Tous les jours, la plupart des congolaises et congolais de Belgique suivent très attentivement la couverture médiatique des Belges sur tout ce qui a trait au Congo : radios, télévisions, sites Internet, journaux. Douze heures après la disparition de l’archevêque de Kinshasa, rien n’avait filtré dans les médias belges. Comment expliquer cela ? En aurait-il été de même si la plus haute autorité ecclésiastique belge, le Cardinal Daneels était allé mourir à Kinshasa ? Pourtant de tous les médias du monde, les médias belges ne sont-ils pas les plus friands de l’actualité congolaise ? Et subitement ? Amnésie, gueule de bois !
Pourquoi la RTBF, radio publique belge émet-elle vingt quatre heures sur vingt quatre à Kinshasa si elle est incapable d’informer dans le temps du décès de son plus grand prince de l’église, les huit millions de ses auditeurs de la grande métropole d’Afrique francophone noire? Ignorance ? Maladresse ? Attitude délibérée ? Insuffisance de personnel durant le week-end ?
Oui, la plupart des congolais de Belgique ont appris la mort de l’archevêque de Kinshasa grâce à des coups de fil venant du Congo. Comment ? La nouvelle avait été annoncée dans toutes les églises du pays au culte de ce dimanche matin ! Oui l’église catholique du Congo est en mesure d’atteindre rapidement des millions de personnes.
Au passage, cela ne devrait-il pas confondre ceux qui avaient mis en doute il y a peu, les propos du cardinal Etsou sur les résultats des élections ?
Et après le culte dominical, ceux des kinois qui se précipiteront sur la fréquence de la RTBF radio pour plus d’informations en auront pour leurs frais. Le journal radio des belges parlait effectivement d’un archevêque. Mais de l’archevêque de Varsovie, pas de celui de Kinshasa. Les Français nous auraient facilement rétorqué sourire au coin des lèvres : « C’est une histoire belge ! »
Si c’est cela la coopération et le respect mutuel entre les peuples, les « noko » ne seraient-ils pas surpris qu’à brève échéance leurs anciens colonisés se tournent vers d’autres pays ? « Ceci n’est pas une fiction. »

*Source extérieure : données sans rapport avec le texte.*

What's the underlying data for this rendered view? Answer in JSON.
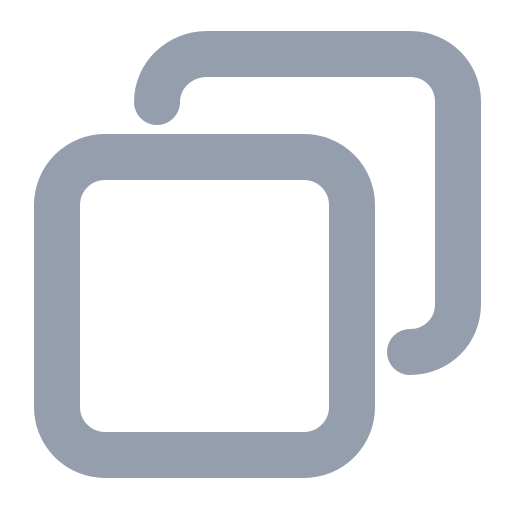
{
  "icon": {
    "name": "copy-icon",
    "color": "#949EAC",
    "background": "#FFFFFF"
  }
}
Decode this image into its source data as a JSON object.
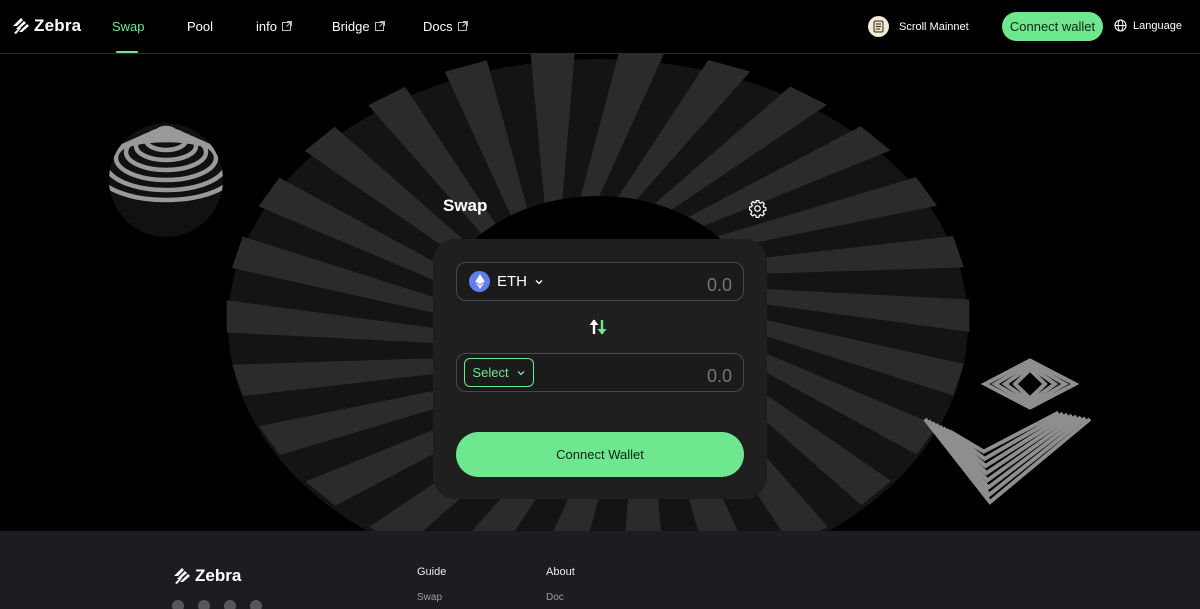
{
  "brand": {
    "name": "Zebra"
  },
  "nav": {
    "items": [
      {
        "label": "Swap",
        "external": false,
        "active": true
      },
      {
        "label": "Pool",
        "external": false,
        "active": false
      },
      {
        "label": "info",
        "external": true,
        "active": false
      },
      {
        "label": "Bridge",
        "external": true,
        "active": false
      },
      {
        "label": "Docs",
        "external": true,
        "active": false
      }
    ]
  },
  "header": {
    "network": "Scroll Mainnet",
    "connect_label": "Connect wallet",
    "language_label": "Language"
  },
  "swap": {
    "title": "Swap",
    "from": {
      "token": "ETH",
      "amount": "0.0"
    },
    "to": {
      "select_label": "Select",
      "amount": "0.0"
    },
    "connect_label": "Connect Wallet"
  },
  "footer": {
    "brand": "Zebra",
    "columns": [
      {
        "heading": "Guide",
        "link": "Swap"
      },
      {
        "heading": "About",
        "link": "Doc"
      }
    ],
    "socials": [
      "github-icon",
      "medium-icon",
      "twitter-icon",
      "discord-icon"
    ]
  },
  "colors": {
    "accent": "#6ee78f",
    "background": "#000000",
    "card": "#1f1f1f",
    "footer": "#1c1d20"
  }
}
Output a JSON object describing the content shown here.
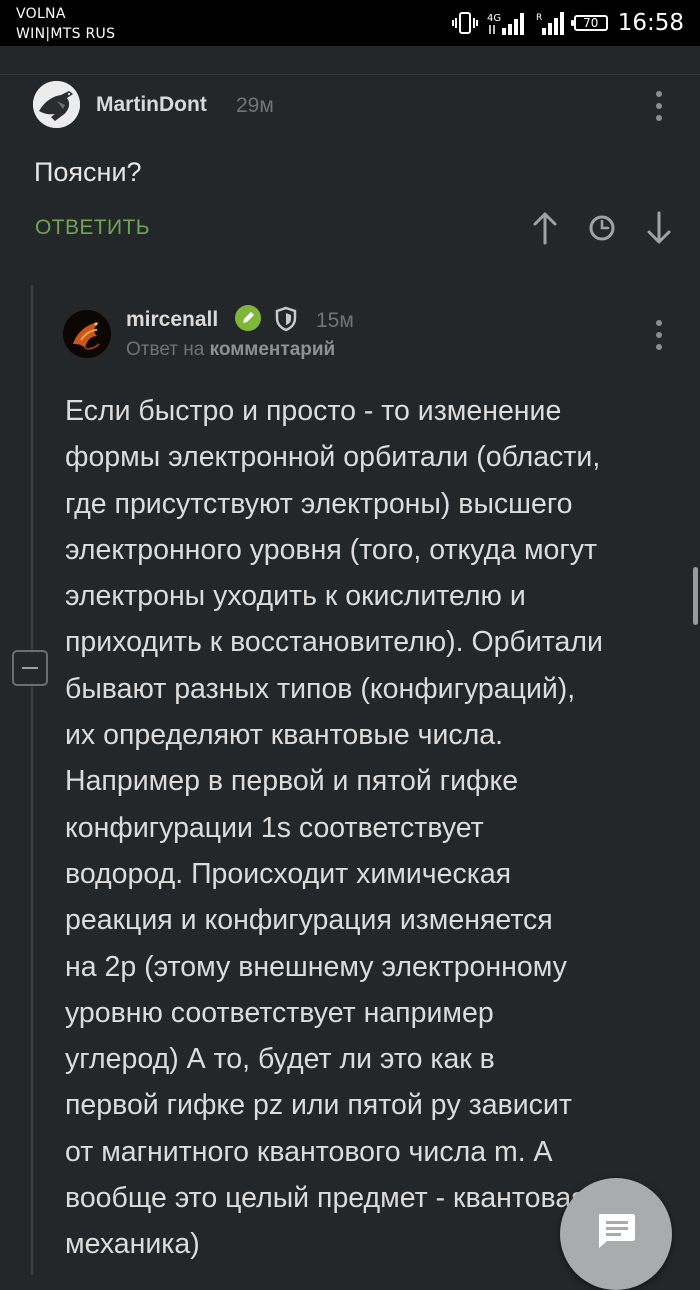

Est-il alors tentant de remettre en selle le couple Belgique-Congo ? Encore qu’on n’a jamais su qui était la femme et qui était l’homme. Le genre de l’un et de l’autre ne facilitant pas la tâche.
La seule idée de résurgence éventuelle de certaines dérives de la période coloniale n’inhiberait-elle pas le comportement de plus d’un ? Déjà, certains hommes politiques belges ne sont-ils pas considérés dans l’opinion congolaise comme ayant des démarches de type colonial ?
Et à charge de tous ceux qui se prétendent diriger le Congo, la pensée suivante a traversé plus d’un esprit : n’est-il pas temps pour qu’il y ait au pays des hôpitaux susceptibles d’accueillir certaines personnalités, à défaut d’en construire pour les pauvres que sont les soixante millions d’électeurs ? Le personnel médical manquerait-il ? Cela coûterait combien ? Dix millions de dollars ? Cent millions ? Qu’est-ce que cela représenterait à coté de la gabegie constatée durant la campagne électorale ?
Des moments tristes comme celui-ci peuvent-ils laisser indifférent un congolais digne de ce nom ?
Qui n’a pas pointé la vraie racine du mal à savoir : immixtion étrangère en soutien à l’amateurisme et l’aventurisme au sommet de l’Etat. N’est-il pas temps que cela prenne fin au Congo ?
En attendant la publication du programme officiel des funérailles, les Congolaises et congolais de Belgique organisent des veillées funèbres pour l’archevêque de Kinshasa à la paroisse saint Boniface de Matonge à Ixelles, à partir de dix-huit heures, ce lundi 8 janvier 2007.
Une messe est prévue à la Basilique de Koekelberg, le temps que Monseigneur Nlandu de Kinshasa et sa délégation se concertent avec l’épiscopat belge ainsi que les pères de Scheut, congrégation dont faisait partie le cardinal Frédéric Etsou.